Perrine Vennetier
Gare aux diagnostics hâtifs
Environ 30 % des adultes en France seraient touchés par l’hypertension artérielle et la moitié de ces « malades » seraient ignorants de leur état, selon une étude parue récemment dans le Bulletin épidémiologique hebdomadaire (BEH). L’hypertension artérielle – pourtant archiconnue et simple à mesurer – serait-elle si mal détectée ? Sans doute pas. Le diagnostic a été posé un peu vite.

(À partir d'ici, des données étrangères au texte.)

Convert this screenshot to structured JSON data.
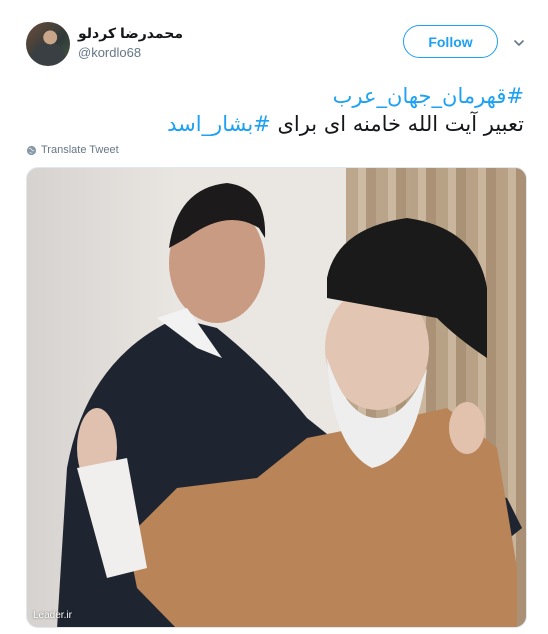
{
  "user": {
    "name": "محمدرضا کردلو",
    "handle": "@kordlo68"
  },
  "actions": {
    "follow_label": "Follow"
  },
  "tweet": {
    "line1_hashtag": "#قهرمان_جهان_عرب",
    "line2_text": "تعبیر آیت الله خامنه ای برای ",
    "line2_hashtag": "#بشار_اسد"
  },
  "translate": {
    "label": "Translate Tweet"
  },
  "media": {
    "watermark": "Leader.ir"
  },
  "colors": {
    "accent": "#1da1f2",
    "secondary_text": "#657786",
    "primary_text": "#14171a"
  }
}
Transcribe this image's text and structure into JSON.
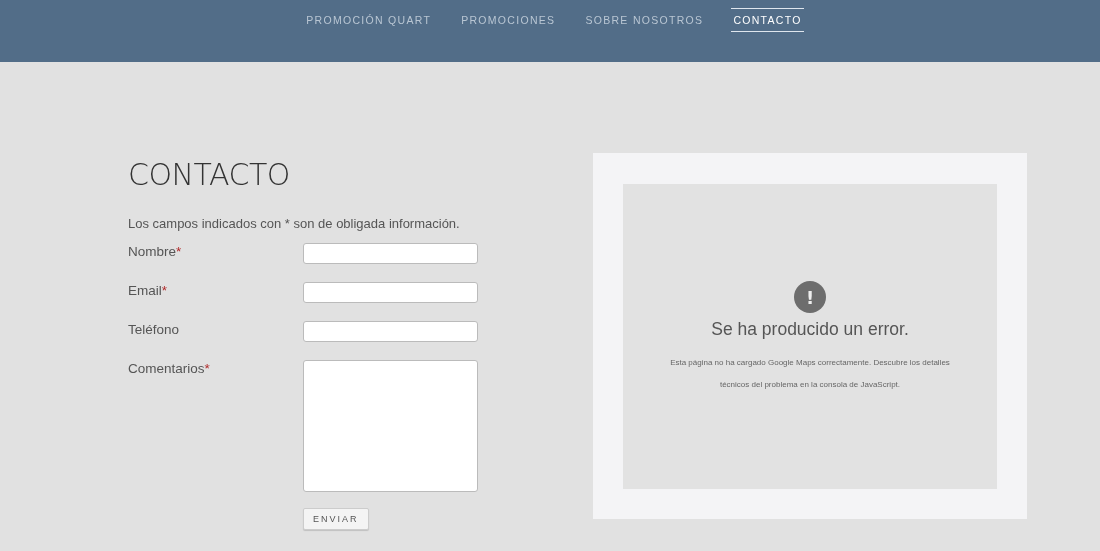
{
  "nav": {
    "items": [
      {
        "label": "PROMOCIÓN QUART",
        "selected": false
      },
      {
        "label": "PROMOCIONES",
        "selected": false
      },
      {
        "label": "SOBRE NOSOTROS",
        "selected": false
      },
      {
        "label": "CONTACTO",
        "selected": true
      }
    ]
  },
  "contact": {
    "title": "CONTACTO",
    "note": "Los campos indicados con * son de obligada información.",
    "fields": [
      {
        "label": "Nombre",
        "mark": "*",
        "kind": "input"
      },
      {
        "label": "Email",
        "mark": "*",
        "kind": "input"
      },
      {
        "label": "Teléfono",
        "kind": "input"
      },
      {
        "label": "Comentarios",
        "mark": "*",
        "kind": "textarea"
      }
    ],
    "submit": "ENVIAR"
  },
  "map": {
    "icon": "!",
    "error_title": "Se ha producido un error.",
    "error_text": "Esta página no ha cargado Google Maps correctamente. Descubre los detalles técnicos del problema en la consola de JavaScript."
  }
}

De nombreux titres de presse tiraient récemment la sonnette d’alarme à propos de l’hypertension artérielle : un « fléau français sous-estimé » selon le quotidien Libération. Ces articles faisaient suite à la publication, dans le Bulletin épidémiologique hebdomadaire, d’une étude sur la prévalence de l’hypertension en France (1). Basée sur un échantillon de 2 000 personnes environ, elle estimait que 30,6 % des Français entre 18 et 74 ans en seraient atteints. Les chercheurs se sont basés sur la prise d’au moins un médicament antihypertenseur (via les données de remboursement de l’assurance maladie) ou sur des mesures de pression artérielle effectuées au cours d’un bilan de santé. La moitié des personnes diagnostiquées « hypertendues » relevaient de ce second cas. Et c’est là que le bât blesse : de telles mesures, faites en une seule occasion, ne permettent pas d’établir le diagnostic.
Hypertendus, vraiment ?
Car la pression artérielle varie. Un coup de stress ou une volée d’escalier et la pression dans les artères grimpe dans la foulée ! Lors d’une séance de relaxation ou d’une nuit paisible, la pression redescend. On parle d’hypertension artérielle quand la pression est anormalement élevée et quand cette élévation persiste dans le temps (voir schéma ci-dessous). De plus, il existe un phénomène qui fait particulièrement monter la tension : le fait d’être examiné par un médecin, ce qu’on appelle l’effet blouse blanche. Se trouver dans un environnement médical provoque souvent des chiffres de tension supérieurs à ceux relevés hors du cabinet. Ainsi, de 15 à 30 % des personnes dont les mesures en consultation sont élevées ne sont, en réalité, pas hypertendues (ni à risque accru de problème cardiovasculaire). Elles risquent alors de devoir s’astreindre à un traitement sans raison, éventuellement dangereux pour celles qui sont âgées. C’est pourquoi il est recommandé (2), pour infirmer ou confirmer le diagnostic, de mesurer la pression artérielle au domicile du patient par automesure (le plus souvent) ou par mesure ambulatoire (port d’un appareil de mesure pendant 24 h). L’auteure de la publication, Valérie Olié, épidémiologiste à Santé publique France, indique que des mesures à domicile étaient difficiles à faire dans le cadre de l’étude et qu’opter pour un protocole avec une seule mesure a permis de comparer avec des chiffres obtenus précédemment.
Un bon diagnostic prend du temps
L’hypertension est un facteur de risque : elle expose à des problèmes cardiovasculaires, mais sur le long terme. Il y a donc rarement urgence à la diagnostiquer. En pratique, votre médecin doit effectuer au moins deux mesures de la pression artérielle (au repos) par consultation, au cours de plusieurs consultations différentes et, en cas d’hypertension apparente, vous la faire vérifier avec des mesures au domicile. « Pour cela, l’assurance maladie offre la possibilité aux médecins de commander gratuitement un appareil pour qu’ils les prêtent aux malades », souligne le Dr Clarisse Dibao Dina, du Collège national des généralistes enseignants. Ce diagnostic est important pour mettre en place des traitements, éventuellement médicamenteux, à bon escient.
(1) « L’hypertension artérielle en France : prévalence, traitement et contrôle en 2015 et évolutions depuis 2006 », BEH, 24/04/18.
(2) « Prise en charge de l’hypertension artérielle de l’adulte », Haute Autorité de santé, 09/16.